Yıl 28 Temmuz 1808. Sultan ikinci Mahmut Han, üçüncü Selimin asiler tarafından katledilmesi ile boşalan Osmanlı tahtına , Sadrazam Alemdar Mustafa paşa yardımı ile Saray geleneklerine göre merasim ile Taht’a oturduğu gün merasimde bulunan Vezirlerden birisinin yeni Padişah’ın aleyhine yönelik kalbinden şu şekilde bir his geçer.
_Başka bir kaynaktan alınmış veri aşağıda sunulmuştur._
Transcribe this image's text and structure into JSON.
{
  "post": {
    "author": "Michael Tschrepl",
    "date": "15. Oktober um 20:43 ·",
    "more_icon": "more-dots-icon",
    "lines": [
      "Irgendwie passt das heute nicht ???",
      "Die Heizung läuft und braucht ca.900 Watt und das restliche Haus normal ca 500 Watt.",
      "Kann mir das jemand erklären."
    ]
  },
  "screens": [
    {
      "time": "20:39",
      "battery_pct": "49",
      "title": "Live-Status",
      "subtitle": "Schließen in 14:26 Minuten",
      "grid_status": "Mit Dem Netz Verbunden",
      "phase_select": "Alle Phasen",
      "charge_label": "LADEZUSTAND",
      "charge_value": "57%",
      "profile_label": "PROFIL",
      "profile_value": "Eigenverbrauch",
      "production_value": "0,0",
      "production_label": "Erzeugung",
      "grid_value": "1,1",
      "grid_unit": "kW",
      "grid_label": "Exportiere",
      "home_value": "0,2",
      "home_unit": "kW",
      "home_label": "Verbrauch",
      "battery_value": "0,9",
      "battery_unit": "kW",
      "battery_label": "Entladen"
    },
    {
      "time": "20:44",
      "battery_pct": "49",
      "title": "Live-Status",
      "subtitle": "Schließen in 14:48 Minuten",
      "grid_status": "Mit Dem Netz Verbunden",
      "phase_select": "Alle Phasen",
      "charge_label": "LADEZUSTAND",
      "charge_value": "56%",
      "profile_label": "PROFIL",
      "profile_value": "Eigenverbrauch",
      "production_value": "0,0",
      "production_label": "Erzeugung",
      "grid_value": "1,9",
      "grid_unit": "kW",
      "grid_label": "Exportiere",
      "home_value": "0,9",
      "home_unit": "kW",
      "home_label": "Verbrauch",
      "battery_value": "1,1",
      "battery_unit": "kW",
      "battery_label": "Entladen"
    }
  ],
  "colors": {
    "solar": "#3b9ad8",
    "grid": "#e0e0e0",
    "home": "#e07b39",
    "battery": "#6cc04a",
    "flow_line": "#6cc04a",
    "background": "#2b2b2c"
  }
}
Padişahın Şehzadeliği zamanında sık sık tebdili kıyafet ile halk arasında dolaşıp önüne gelen her bir insan ile deli dolu konuşup, şakalaşmasından halk arasında Deli Mahmut takma adı ile anıldığını hatırlayıp içinden kendi kendine “VAY ÜLEN VAY” Koca bir Saltanat bir delinin eline kaldı, diye kendi kendine düşünür. İçinden geçen bu gizli konuşmaları kimse işitmemiş ve duymamıştır.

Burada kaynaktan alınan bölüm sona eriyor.